This week my friend Charlie Cooke and the Wall Street Journal’s Bill McGurn called attention to Joe Biden’s odd habit of stepping on the stories of the families of some of the 13 troops killed in the chaotic Afghanistan withdrawal last week by telling them about Beau’s Army service (in Iraq) and unrelated death. It sometimes feels as though the president is hoping people will mistake him for a Gold Star parent. Biden fans have made a great deal of his supposed gift of empathy, but where exactly is the evidence for that? The New York Times conceded that the case for Bidenian empathy was looking shaky two weeks ago: “Biden Ran on Competence and Empathy.
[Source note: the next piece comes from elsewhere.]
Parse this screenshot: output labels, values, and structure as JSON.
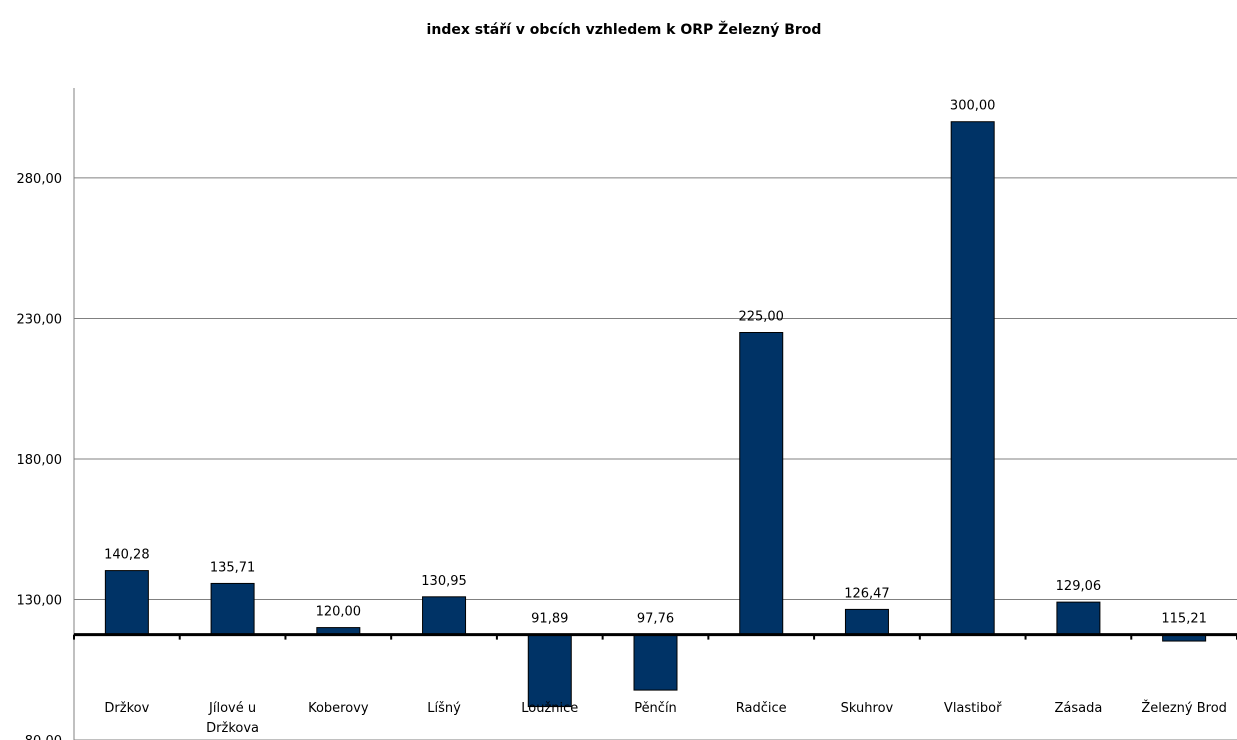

Afghanistan Is Testing That.” Asked about the horrific deaths of Afghans who fell from U.S. airplanes whose exteriors they clung to rather than fall prey to the Taliban, Biden scoffed, with a supreme lack of empathy, “That was four days ago, five days ago.” It had been only two days, but the details would hardly have been made less ghastly if four days had gone by.
When other people tell you about their sorrows, or mention Mitt Romney’s generosity, or ask you about negative campaigning or your lack of discipline, and you respond by talking about the deaths in your own family, it starts to seem more opportunistic and selfish than empathetic. Biden is asking for us to give him our sympathy and support, not offering any particular emotional support in return.
When families have just learnt that their loved ones died in a terror bombing in the last couple of days, it’s rather closer to narcissism than empathy to insist that you already know their stories, so they should instead listen to you grieve for a person you lost six years ago. The fact that Joe Biden has suffered family loss is not the answer to every question, nor can it be a shield against legitimate criticism.